There is an ocean I fear.
The waves are strong,
And the water is shallow.
The coral reefs are sharp,
And the salt stings my eyes.
She is beauty packaged in lies,
Floating stories written in blood,
She is uncontrollable and inconsistent,
A wild, rebellious wonder,
A callous, unforgiving punisher,
A beautiful, inviting stranger.
She breaks hearts and bones,
Her consumption unexpected,
Love her and she will be the medicine that mends your soul,
You will learn why they fall deeply, quickly,
Into her arms, into her whole,
And when they rise, if they rise,
… May they rise.
The monster that loves,
The heart that beats and pounds,
A raw crash on unstable ground.
Wave after wave.
Waves and more waves.
“Whoso has felt the spirit of the Highest,
Cannot confound nor doubt Him, nor deny,
Yea, with one voice, O world, though thou deniest,
Stand thou on that side, for on this am I!” – F.W.H. Myers
I very rarely get it right. Most days I grapple with the idea that a Being so great would live and love us so completely as to let us choose. Most mornings, I wonder why I have to endure the task of a day’s worth of everything that goes against the rationale that God could exist. But He must. For me to live, He must. And if the day should ever come when I find He doesn’t, so my life will reach its end.
There is a story I was told as a child that made me believe the world is good; that most people are kind; that all love is pure. It was a story of freedom and justice, where all actions are aptly met with punishment or praise. Where colour is representation of heritage and not an indication of worth.
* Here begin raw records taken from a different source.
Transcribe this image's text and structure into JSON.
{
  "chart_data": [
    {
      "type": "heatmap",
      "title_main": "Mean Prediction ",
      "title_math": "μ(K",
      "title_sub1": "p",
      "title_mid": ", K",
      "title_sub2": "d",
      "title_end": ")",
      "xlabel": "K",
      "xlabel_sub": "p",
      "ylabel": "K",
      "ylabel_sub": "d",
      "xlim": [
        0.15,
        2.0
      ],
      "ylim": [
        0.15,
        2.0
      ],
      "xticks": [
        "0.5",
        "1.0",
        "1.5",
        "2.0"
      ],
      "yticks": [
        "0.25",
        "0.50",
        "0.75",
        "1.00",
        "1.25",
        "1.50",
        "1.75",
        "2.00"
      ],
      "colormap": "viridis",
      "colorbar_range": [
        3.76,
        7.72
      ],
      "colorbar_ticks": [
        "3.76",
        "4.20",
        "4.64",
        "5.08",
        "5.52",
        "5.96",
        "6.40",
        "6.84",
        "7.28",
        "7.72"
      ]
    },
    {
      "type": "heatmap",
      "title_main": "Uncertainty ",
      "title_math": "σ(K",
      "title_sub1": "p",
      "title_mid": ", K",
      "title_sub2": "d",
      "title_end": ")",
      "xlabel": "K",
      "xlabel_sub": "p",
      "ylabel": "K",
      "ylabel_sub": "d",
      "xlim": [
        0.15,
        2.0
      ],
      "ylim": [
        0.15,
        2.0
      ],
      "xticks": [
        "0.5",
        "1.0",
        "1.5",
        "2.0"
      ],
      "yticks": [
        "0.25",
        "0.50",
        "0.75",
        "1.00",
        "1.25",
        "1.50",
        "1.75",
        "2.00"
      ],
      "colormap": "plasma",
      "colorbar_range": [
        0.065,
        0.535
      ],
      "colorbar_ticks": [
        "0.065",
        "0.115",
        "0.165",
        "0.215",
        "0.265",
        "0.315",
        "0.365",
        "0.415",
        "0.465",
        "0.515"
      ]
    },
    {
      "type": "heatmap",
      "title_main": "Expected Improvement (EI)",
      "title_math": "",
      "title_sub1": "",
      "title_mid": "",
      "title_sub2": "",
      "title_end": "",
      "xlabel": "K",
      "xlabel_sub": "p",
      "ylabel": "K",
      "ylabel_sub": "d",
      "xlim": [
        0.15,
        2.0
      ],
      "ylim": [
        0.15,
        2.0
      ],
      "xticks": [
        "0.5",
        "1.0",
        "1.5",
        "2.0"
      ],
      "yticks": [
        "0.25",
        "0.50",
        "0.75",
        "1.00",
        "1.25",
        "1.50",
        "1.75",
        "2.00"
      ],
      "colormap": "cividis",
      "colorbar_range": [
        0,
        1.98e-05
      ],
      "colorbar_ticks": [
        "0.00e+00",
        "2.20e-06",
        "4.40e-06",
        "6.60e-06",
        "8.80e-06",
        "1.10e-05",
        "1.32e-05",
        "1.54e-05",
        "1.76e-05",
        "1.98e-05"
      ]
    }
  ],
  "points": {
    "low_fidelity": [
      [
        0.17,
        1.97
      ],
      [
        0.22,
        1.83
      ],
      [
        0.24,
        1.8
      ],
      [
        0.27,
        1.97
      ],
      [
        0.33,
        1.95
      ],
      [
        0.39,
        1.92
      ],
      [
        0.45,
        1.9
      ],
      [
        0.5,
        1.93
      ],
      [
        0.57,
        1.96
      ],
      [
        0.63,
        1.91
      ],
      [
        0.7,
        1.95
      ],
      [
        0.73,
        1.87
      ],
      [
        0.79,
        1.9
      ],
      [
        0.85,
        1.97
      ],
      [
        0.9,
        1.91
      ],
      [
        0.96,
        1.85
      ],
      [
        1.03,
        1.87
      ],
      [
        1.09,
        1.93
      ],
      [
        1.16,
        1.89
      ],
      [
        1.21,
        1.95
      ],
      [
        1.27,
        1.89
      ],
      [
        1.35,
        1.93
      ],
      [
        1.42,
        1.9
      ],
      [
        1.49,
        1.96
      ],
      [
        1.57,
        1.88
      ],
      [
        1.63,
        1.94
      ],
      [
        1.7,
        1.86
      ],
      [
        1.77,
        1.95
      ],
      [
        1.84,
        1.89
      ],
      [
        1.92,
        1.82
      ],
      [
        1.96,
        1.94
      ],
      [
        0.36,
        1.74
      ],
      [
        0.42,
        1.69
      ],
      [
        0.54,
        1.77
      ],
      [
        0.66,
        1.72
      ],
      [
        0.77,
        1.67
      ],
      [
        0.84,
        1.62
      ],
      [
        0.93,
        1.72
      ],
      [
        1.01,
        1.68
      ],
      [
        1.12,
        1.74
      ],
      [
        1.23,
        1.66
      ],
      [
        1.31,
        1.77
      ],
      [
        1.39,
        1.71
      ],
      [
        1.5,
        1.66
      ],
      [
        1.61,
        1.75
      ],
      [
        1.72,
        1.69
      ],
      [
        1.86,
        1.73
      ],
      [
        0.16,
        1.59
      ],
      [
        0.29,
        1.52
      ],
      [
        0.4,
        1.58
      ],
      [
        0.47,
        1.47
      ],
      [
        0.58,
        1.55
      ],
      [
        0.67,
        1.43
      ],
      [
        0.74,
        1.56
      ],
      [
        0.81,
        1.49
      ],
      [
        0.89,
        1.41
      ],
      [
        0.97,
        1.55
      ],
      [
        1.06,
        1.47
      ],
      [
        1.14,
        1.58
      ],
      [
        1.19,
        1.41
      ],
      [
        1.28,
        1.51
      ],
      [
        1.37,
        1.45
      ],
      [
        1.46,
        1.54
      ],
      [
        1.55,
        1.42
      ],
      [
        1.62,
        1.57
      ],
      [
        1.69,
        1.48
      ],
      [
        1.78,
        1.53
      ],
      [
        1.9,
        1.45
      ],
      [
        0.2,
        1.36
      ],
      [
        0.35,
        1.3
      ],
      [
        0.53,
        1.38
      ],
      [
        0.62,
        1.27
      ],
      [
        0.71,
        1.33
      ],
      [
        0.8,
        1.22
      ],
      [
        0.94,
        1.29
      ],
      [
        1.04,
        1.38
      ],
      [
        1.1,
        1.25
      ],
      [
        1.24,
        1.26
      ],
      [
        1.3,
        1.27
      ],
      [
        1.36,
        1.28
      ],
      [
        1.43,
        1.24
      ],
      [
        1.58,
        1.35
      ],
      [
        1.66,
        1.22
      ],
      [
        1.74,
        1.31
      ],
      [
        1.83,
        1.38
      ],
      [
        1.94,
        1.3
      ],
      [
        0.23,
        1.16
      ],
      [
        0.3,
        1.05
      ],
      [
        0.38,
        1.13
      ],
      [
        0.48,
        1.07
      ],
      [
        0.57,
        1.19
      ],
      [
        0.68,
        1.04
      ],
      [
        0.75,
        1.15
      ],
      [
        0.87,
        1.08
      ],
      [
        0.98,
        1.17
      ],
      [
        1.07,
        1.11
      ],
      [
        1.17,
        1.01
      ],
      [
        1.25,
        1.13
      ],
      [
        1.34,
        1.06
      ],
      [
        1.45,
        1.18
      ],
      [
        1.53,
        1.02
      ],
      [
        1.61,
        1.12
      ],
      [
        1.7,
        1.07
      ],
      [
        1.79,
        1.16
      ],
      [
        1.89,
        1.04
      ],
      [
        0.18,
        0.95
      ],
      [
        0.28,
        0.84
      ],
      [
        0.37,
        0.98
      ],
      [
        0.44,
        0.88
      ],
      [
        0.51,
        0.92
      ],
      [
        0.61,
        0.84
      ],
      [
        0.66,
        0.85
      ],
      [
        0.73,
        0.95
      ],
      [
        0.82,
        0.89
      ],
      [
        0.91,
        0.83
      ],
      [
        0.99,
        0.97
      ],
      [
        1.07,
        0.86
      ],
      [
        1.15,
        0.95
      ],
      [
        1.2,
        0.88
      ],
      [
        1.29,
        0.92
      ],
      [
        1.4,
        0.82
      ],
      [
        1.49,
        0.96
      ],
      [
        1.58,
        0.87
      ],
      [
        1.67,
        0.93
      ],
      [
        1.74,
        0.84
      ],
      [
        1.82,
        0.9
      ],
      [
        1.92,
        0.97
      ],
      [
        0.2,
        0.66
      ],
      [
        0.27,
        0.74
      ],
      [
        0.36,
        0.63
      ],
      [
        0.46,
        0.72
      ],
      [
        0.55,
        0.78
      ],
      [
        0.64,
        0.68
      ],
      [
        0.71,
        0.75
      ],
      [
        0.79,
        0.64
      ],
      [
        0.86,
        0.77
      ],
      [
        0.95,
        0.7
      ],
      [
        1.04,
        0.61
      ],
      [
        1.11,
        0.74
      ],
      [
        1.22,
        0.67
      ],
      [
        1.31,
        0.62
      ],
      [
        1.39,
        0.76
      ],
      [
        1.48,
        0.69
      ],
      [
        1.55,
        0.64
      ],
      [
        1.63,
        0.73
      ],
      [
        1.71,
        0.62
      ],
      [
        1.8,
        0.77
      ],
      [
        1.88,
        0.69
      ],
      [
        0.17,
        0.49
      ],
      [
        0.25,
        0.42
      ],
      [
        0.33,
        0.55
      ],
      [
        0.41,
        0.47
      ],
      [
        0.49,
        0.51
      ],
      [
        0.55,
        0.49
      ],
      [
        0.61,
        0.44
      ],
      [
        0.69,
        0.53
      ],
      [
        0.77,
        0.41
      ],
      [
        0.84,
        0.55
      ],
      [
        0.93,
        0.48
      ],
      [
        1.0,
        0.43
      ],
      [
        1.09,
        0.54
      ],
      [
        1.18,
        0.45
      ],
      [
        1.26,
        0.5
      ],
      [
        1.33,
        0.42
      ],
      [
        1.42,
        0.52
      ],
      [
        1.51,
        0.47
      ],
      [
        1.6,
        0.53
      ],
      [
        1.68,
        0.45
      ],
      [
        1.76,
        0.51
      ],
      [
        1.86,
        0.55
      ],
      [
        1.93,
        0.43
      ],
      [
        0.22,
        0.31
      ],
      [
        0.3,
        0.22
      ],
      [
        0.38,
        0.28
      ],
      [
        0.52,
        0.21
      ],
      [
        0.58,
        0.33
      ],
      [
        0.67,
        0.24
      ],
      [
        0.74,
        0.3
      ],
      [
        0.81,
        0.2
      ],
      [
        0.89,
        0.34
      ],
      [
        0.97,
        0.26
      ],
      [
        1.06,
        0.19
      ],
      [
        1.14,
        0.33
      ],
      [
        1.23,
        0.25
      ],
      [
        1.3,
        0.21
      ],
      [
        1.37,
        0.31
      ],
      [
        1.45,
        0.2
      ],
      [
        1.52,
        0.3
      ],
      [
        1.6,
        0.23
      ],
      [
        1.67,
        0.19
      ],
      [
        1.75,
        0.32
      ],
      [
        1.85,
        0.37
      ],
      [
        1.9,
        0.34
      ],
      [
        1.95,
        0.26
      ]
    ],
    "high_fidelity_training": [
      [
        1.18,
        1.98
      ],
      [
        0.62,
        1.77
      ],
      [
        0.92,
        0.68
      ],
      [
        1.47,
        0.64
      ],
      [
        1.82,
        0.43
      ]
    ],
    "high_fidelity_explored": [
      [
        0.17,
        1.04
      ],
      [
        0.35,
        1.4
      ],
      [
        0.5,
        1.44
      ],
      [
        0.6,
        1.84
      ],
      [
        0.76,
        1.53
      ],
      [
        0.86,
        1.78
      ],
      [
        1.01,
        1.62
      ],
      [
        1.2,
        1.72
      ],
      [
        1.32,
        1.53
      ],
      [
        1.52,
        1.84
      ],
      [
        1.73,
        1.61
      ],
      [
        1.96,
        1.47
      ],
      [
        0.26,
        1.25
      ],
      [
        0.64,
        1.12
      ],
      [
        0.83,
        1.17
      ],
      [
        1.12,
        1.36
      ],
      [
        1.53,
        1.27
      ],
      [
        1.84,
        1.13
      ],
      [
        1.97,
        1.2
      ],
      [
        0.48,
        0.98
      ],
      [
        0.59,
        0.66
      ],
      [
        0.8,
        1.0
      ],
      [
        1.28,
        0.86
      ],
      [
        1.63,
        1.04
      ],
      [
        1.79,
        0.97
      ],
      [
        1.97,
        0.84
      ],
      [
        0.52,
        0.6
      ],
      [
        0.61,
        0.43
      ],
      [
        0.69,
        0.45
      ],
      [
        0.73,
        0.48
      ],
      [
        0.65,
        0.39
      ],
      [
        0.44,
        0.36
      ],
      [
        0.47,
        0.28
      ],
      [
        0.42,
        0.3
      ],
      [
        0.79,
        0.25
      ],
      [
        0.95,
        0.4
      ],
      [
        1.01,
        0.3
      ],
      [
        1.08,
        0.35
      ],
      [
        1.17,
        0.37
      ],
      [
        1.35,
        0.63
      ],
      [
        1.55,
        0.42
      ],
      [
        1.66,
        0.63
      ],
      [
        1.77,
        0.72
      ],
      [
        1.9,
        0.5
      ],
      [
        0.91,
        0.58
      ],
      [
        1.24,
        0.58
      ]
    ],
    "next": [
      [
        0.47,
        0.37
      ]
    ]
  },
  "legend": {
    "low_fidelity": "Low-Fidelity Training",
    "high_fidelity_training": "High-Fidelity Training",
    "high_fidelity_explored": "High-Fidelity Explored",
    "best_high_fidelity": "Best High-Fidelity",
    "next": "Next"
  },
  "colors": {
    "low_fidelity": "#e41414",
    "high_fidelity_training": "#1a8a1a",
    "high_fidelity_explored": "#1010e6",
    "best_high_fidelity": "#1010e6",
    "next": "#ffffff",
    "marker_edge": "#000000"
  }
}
Where opportunity is owed every being and not bought at a detriment to those who sleep hungry. It was a story that promised healing and security to the sick and vulnerable; one that swore the compassion and integrity of those we call leaders. But I was lied to. Greedy men bought the world through carnage and deception. This so-called ‘humanity’ found a way to own and package our liberties as well as limit and cripple our progress. This world is not very good; most of us are not so kind; and not all our love has proven pure. 2014 marks another year that we continued to lie to our children. On to the next one.